1) La première apparaît lorsqu’on plonge dans la réalité actuelle du monde académique : on est alors frappé par la manière dont la recherche y est coupée de toute conséquence pratique ;
Soit on est encouragé à l’enfermement dans une sorte de rapport de « gratuité » au savoir qui ne se soucierait aucunement de la prise que celui-ci peut avoir sur notre présent - ce qui permet par derrière, au nom justement de leur « inutilité », de légitimer leur démantèlement, ceux-ci n’étant plus dès lors rattachés qu’à cette frange résiduelle que constituent la « culture » ou le « patrimoine ».
Soit on force de plus en plus ces savoirs à s’adapter au monde réel, non sans avoir par avance défini étroitement ce monde selon les critères économiques du marché (croissance, profit, rentabilité). Les effets désastreux de cette adaptation sont bien sûr manifestes, mais il faut ajouter leur auto-contradiction : car en indexant sans cesse la recherche sur des critères de court terme, y compris dans les domaines scientifiques, on nie la temporalité qui lui est indispensables, et on finit par se condamner (hypothéquant par exemple les possibilités de recherche fondamentale sur le long terme pour privilégier les applications techniques immédiates).
Isolement ou soumission, on peut résumer ainsi la tenaille qui enserre la recherche « académique ».
Réfléchir, à rebours de cette situation, sur ce que pourraient être les conséquences pratiques de la recherche revient d’abord à les reconnecter à un présent qui est de toute façon celui de son élaboration - ce qui ne veut pas dire pour autant la version dominante de ce présent, mais aussi ce qui s’y joue de manière souterraine, et les résistances qu’il semble crucial de lui opposer. Il semble alors que le concept d’émancipation caractérise cette posture, et de manière suffisamment large pour pouvoir englober tout le champ du savoir (y-compris le champ non académique). Parler des conséquences pratiques ou politiques d’une recherche n’implique pas qu’elle aura trait nécessairement à ce qu’on appelle, dans le langage courant, « la politique » ; un travail d’histoire de l’art ou de lettres classiques peut tout à fait s’inscrire dans une perspective d’émancipation au même titre (voire davantage) qu’un travail de sciences politiques, et ce sans avoir justement à parler de choses politiques. On résiste ainsi à l’opération de contrôle du discours officiel qui organise le partage préétabli du politique et du non-politique (et restreint celle-ci au point de vue d’en haut, celui de professionnels du gouvernement, dont le corrélat est le système éléctoral). Face à cette organisation de l’impuissance, il est urgent d’affirmer au contraire que la politique est partout où on agit sur l’organisation du vivre-ensemble.
Il s’agit alors d’organiser une réappropriation des savoirs théoriques qui ne manquera pas de transformer et de déplacer tous les partages disciplinaires qui n’étaient en réalité motivés que par cet état de séparation vis-à-vis des pratiques.

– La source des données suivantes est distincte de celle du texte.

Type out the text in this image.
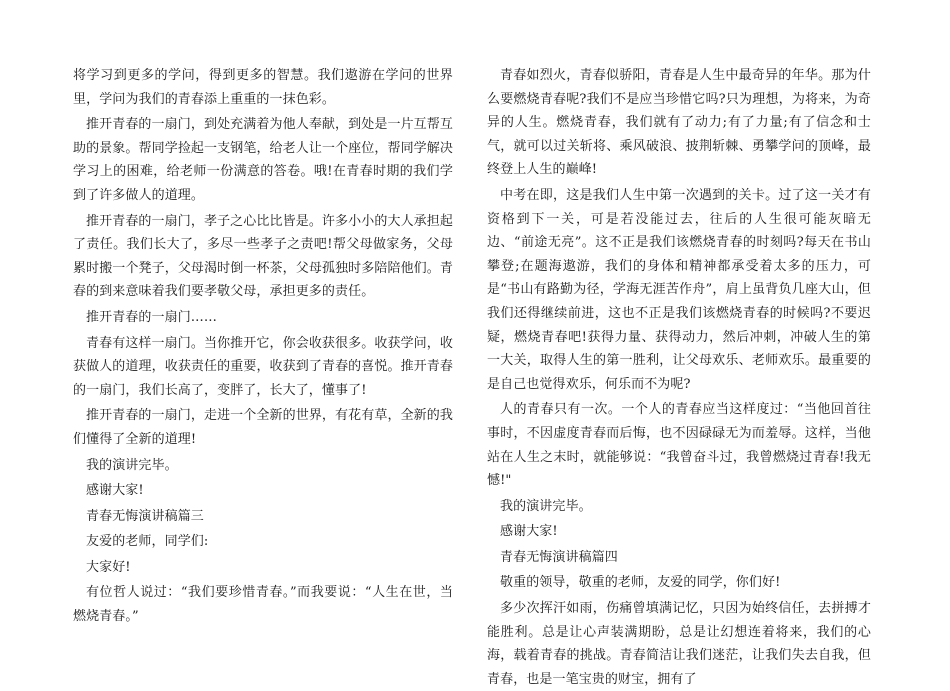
将学习到更多的学问，得到更多的智慧。我们遨游在学问的世界里，学问为我们的青春添上重重的一抹色彩。

推开青春的一扇门，到处充满着为他人奉献，到处是一片互帮互助的景象。帮同学捡起一支钢笔，给老人让一个座位，帮同学解决学习上的困难，给老师一份满意的答卷。哦!在青春时期的我们学到了许多做人的道理。

推开青春的一扇门，孝子之心比比皆是。许多小小的大人承担起了责任。我们长大了，多尽一些孝子之责吧!帮父母做家务，父母累时搬一个凳子，父母渴时倒一杯茶，父母孤独时多陪陪他们。青春的到来意味着我们要孝敬父母，承担更多的责任。

推开青春的一扇门……

青春有这样一扇门。当你推开它，你会收获很多。收获学问，收获做人的道理，收获责任的重要，收获到了青春的喜悦。推开青春的一扇门，我们长高了，变胖了，长大了，懂事了!

推开青春的一扇门，走进一个全新的世界，有花有草，全新的我们懂得了全新的道理!

我的演讲完毕。

感谢大家!

青春无悔演讲稿篇三

友爱的老师，同学们:

大家好!

有位哲人说过：“我们要珍惜青春。”而我要说：“人生在世，当燃烧青春。”

青春如烈火，青春似骄阳，青春是人生中最奇异的年华。那为什么要燃烧青春呢?我们不是应当珍惜它吗?只为理想，为将来，为奇异的人生。燃烧青春，我们就有了动力;有了力量;有了信念和士气，就可以过关斩将、乘风破浪、披荆斩棘、勇攀学问的顶峰，最终登上人生的巅峰!

中考在即，这是我们人生中第一次遇到的关卡。过了这一关才有资格到下一关，可是若没能过去，往后的人生很可能灰暗无边、“前途无亮”。这不正是我们该燃烧青春的时刻吗?每天在书山攀登;在题海遨游，我们的身体和精神都承受着太多的压力，可是“书山有路勤为径，学海无涯苦作舟”，肩上虽背负几座大山，但我们还得继续前进，这也不正是我们该燃烧青春的时候吗?不要迟疑，燃烧青春吧!获得力量、获得动力，然后冲刺，冲破人生的第一大关，取得人生的第一胜利，让父母欢乐、老师欢乐。最重要的是自己也觉得欢乐，何乐而不为呢?

人的青春只有一次。一个人的青春应当这样度过：“当他回首往事时，不因虚度青春而后悔，也不因碌碌无为而羞辱。这样，当他站在人生之末时，就能够说：“我曾奋斗过，我曾燃烧过青春!我无憾!"

我的演讲完毕。

感谢大家!

青春无悔演讲稿篇四

敬重的领导，敬重的老师，友爱的同学，你们好!

多少次挥汗如雨，伤痛曾填满记忆，只因为始终信任，去拼搏才能胜利。总是让心声装满期盼，总是让幻想连着将来，我们的心海，载着青春的挑战。青春简洁让我们迷茫，让我们失去自我，但青春，也是一笔宝贵的财宝，拥有了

2) D’un autre côté, il est frappant de constater à quels points les pratiques politiques ou militantes peuvent se couper d’une réflexion de fond, d’une mise en perspective théorique. C’est patent en ce qui concerne les mouvements sociaux, qui peinent souvent, dans leurs formes dominantes, à sortir d’une simple posture réactive (lutter contre) et se privent souvent d’une compréhension plus globale de la situation (par exemple, en l’état actuel des choses, la vague néolibérale et tout ce qu’elle implique) – repoussant aux marges (discussions entre deux comités de mobilisation, à l’occasion d’une occupation, etc…) leurs dimensions vraiment politiques. C’est également le cas de tout ce qui, au sein des politiques radicales ; consiste à nier l’utilité potentielle d’une recherche, considérant que la théorie est d’ores et déjà élaborée, et que le seul problème serait celui de son application, de sa mise en œuvre (son plaquage) dans le réel – qu’il n’y aurait là que des problèmes quantitatifs (face auxquels il faudrait seulement militer, militer et encore militer) sans aucune possibilité de déblocages qualitatifs. C’est enfin s’extirper des mirages et des entraves à notre puissance d’agir que constitue la pure temporalité de l’urgence, où l’interrogation sur le sens et la portée de nos pratiques est en permanence ajournée au profit de l’exigence impérieuse du moment.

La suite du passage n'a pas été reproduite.